Cheng Ning, Chen Yue, Gao Wanqing, Liu Jiajun, Huang Qunfu, Yan Cheng, Huang Xindi, Ding Changsong
School of Informatics, Hunan University of Chinese Medicine, Changsha, China.
Big Data Analysis Laboratory of Traditional Chinese Medicine, Hunan University of Chinese Medicine, Changsha, China.
Front Genet. 2021 Dec 22;12:807825. doi: 10.3389/fgene.2021.807825. eCollection 2021.
This study proposes an S-TextBLCNN model for the efficacy of traditional Chinese medicine (TCM) formula classification. This model uses deep learning to analyze the relationship between herb efficacy and formula efficacy, which is helpful in further exploring the internal rules of formula combination. First, for the TCM herbs extracted from , natural language processing (NLP) is used to learn and realize the quantitative expression of different TCM herbs. Three features of herb name, herb properties, and herb efficacy are selected to encode herbs and to construct formula-vector and herb-vector.

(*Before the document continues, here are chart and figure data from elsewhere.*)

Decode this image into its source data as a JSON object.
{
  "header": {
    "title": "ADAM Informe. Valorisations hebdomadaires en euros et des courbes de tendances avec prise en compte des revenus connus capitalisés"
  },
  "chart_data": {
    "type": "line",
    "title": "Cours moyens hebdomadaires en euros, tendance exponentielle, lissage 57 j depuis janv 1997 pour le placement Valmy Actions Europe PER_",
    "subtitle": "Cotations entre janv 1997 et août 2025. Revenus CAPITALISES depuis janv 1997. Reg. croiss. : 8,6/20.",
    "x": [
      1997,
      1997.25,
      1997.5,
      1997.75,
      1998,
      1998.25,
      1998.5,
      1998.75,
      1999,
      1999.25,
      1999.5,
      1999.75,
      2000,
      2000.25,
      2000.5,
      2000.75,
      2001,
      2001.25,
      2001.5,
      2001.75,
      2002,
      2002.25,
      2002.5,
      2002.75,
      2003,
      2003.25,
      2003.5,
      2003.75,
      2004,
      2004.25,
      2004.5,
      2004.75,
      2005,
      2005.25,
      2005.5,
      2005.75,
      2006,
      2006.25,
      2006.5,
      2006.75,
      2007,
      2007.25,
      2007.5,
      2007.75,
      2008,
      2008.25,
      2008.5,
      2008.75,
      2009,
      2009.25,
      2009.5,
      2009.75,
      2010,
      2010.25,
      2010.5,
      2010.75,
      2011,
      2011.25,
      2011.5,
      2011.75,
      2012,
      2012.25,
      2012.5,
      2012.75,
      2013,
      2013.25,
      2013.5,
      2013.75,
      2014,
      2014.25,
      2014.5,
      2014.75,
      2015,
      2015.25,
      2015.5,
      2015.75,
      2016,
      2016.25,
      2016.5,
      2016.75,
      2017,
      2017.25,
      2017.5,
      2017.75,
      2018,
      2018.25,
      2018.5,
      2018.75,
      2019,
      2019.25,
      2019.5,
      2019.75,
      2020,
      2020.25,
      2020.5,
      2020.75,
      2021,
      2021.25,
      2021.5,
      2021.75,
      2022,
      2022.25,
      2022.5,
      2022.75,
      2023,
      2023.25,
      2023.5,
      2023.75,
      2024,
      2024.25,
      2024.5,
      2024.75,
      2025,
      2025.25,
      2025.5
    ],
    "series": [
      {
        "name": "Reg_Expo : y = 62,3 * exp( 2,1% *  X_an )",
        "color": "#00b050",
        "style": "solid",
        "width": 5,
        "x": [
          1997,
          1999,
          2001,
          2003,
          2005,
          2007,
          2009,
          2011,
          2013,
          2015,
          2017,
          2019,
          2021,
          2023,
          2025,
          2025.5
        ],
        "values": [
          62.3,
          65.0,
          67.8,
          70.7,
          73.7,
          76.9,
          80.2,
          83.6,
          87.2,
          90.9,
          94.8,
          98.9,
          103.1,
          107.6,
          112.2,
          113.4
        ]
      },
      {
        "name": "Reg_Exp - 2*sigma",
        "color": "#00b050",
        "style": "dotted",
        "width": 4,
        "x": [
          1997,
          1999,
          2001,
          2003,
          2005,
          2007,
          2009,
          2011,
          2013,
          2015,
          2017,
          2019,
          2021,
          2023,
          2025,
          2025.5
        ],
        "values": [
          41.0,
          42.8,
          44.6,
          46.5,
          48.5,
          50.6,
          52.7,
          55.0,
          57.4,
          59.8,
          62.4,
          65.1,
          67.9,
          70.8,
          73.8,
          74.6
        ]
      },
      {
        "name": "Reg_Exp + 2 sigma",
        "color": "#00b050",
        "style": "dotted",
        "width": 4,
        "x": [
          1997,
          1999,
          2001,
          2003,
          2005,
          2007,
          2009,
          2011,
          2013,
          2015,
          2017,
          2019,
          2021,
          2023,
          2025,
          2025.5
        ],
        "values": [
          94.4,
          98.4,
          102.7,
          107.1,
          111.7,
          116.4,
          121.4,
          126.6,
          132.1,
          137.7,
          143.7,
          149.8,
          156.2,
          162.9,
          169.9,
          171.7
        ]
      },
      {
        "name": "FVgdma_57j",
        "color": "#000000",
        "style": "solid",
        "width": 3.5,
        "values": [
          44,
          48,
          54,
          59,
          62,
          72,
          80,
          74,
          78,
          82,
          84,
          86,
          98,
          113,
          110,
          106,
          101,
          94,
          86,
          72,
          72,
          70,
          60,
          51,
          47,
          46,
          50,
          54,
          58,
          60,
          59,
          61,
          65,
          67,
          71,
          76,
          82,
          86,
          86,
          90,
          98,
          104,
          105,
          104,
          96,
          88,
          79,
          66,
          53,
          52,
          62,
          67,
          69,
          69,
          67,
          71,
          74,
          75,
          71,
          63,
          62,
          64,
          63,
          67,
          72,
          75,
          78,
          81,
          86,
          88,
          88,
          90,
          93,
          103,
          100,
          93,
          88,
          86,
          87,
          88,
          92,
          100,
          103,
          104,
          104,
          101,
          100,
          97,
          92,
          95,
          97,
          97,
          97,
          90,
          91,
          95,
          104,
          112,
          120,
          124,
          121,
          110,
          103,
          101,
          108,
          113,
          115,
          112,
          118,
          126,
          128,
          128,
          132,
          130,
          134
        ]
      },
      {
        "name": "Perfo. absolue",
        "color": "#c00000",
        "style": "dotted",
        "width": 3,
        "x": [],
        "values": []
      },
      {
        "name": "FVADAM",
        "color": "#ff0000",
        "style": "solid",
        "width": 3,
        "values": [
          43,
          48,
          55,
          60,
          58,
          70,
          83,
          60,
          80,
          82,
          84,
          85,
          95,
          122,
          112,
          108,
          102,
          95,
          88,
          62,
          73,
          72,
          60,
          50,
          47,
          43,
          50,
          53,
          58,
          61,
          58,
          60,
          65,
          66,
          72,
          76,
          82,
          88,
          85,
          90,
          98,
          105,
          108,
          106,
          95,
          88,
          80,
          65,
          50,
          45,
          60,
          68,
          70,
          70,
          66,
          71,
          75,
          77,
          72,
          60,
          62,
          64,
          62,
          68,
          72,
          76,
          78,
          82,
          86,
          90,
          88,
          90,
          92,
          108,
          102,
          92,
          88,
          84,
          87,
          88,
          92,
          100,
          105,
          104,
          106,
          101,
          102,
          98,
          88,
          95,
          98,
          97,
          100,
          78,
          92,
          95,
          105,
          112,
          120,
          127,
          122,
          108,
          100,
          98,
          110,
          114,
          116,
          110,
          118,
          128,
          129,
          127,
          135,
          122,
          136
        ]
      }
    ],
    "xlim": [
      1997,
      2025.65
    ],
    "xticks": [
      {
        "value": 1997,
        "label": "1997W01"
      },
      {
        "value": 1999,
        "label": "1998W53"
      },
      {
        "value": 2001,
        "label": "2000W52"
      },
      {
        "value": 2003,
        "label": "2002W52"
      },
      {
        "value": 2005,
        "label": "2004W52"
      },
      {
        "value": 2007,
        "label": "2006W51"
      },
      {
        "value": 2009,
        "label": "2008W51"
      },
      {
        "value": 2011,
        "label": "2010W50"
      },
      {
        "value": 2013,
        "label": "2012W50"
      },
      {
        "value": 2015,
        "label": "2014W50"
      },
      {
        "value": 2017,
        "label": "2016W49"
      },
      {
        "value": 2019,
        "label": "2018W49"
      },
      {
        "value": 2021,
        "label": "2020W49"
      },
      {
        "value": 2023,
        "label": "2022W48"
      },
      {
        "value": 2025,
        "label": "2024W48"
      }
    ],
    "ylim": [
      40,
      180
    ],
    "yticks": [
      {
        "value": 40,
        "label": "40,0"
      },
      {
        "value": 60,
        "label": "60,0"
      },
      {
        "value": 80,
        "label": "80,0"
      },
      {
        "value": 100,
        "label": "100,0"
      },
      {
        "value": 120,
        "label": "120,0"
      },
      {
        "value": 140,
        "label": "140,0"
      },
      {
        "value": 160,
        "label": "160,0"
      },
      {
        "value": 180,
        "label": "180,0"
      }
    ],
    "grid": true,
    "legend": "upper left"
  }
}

Then, based on 2,664 formulae for stroke collected in TCM literature and 19 formula efficacy categories extracted from , an improved deep learning model TextBLCNN consists of a bidirectional long short-term memory (Bi-LSTM) neural network and a convolutional neural network (CNN) is proposed. Based on 19 formula efficacy categories, binary classifiers are established to classify the TCM formulae. Finally, aiming at the imbalance problem of formula data, the over-sampling method SMOTE is used to solve it and the S-TextBLCNN model is proposed. The formula-vector composed of herb efficacy has the best effect on the classification model, so it can be inferred that there is a strong relationship between herb efficacy and formula efficacy. The TextBLCNN model has an accuracy of 0.858 and an F-score of 0.762, both higher than the logistic regression (acc = 0.561, F-score = 0.567), SVM (acc = 0.703, F-score = 0.591), LSTM (acc = 0.723, F-score = 0.621), and TextCNN (acc = 0.745, F-score = 0.644) models. In addition, the over-sampling method SMOTE is used in our model to tackle data imbalance, and the F-score is greatly improved by an average of 47.1% in 19 models. The combination of formula feature representation and the S-TextBLCNN model improve the accuracy in formula efficacy classification. It provides a new research idea for the study of TCM formula compatibility.
本研究提出了一种用于中医方剂功效分类的S-TextBLCNN模型。该模型利用深度学习分析中药药效与方剂功效之间的关系,有助于进一步探索方剂配伍的内在规律。首先,对于从……中提取的中药,运用自然语言处理(NLP)进行学习,实现不同中药的量化表达。选取中药名称、药性、药效三个特征对中药进行编码,构建方剂向量和中药向量。然后,基于中医文献中收集的2664个中风方剂以及从……中提取的19种方剂功效类别,提出了一种由双向长短期记忆(Bi-LSTM)神经网络和卷积神经网络(CNN)组成的改进深度学习模型TextBLCNN。基于19种方剂功效类别,建立二元分类器对方剂进行分类。最后,针对方剂数据不均衡问题,采用过采样方法SMOTE进行解决,提出了S-TextBLCNN模型。由中药药效组成的方剂向量对方剂分类模型效果最佳,由此可推断中药药效与方剂功效之间存在紧密关系。TextBLCNN模型的准确率为0.858,F值为0.762,均高于逻辑回归(acc = 0.561,F值 = 0.567)、支持向量机(acc = 0.703,F值 = 0.591)、长短期记忆网络(LSTM,acc = 0.723,F值 = 0.621)和文本卷积神经网络(TextCNN,acc = 0.745,F值 = 0.644)模型。此外,我们的模型采用过采样方法SMOTE处理数据不均衡问题,在19个模型中F值平均大幅提高了47.1%。方剂特征表示与S-TextBLCNN模型相结合提高了方剂功效分类的准确率。为中医方剂配伍研究提供了新的研究思路。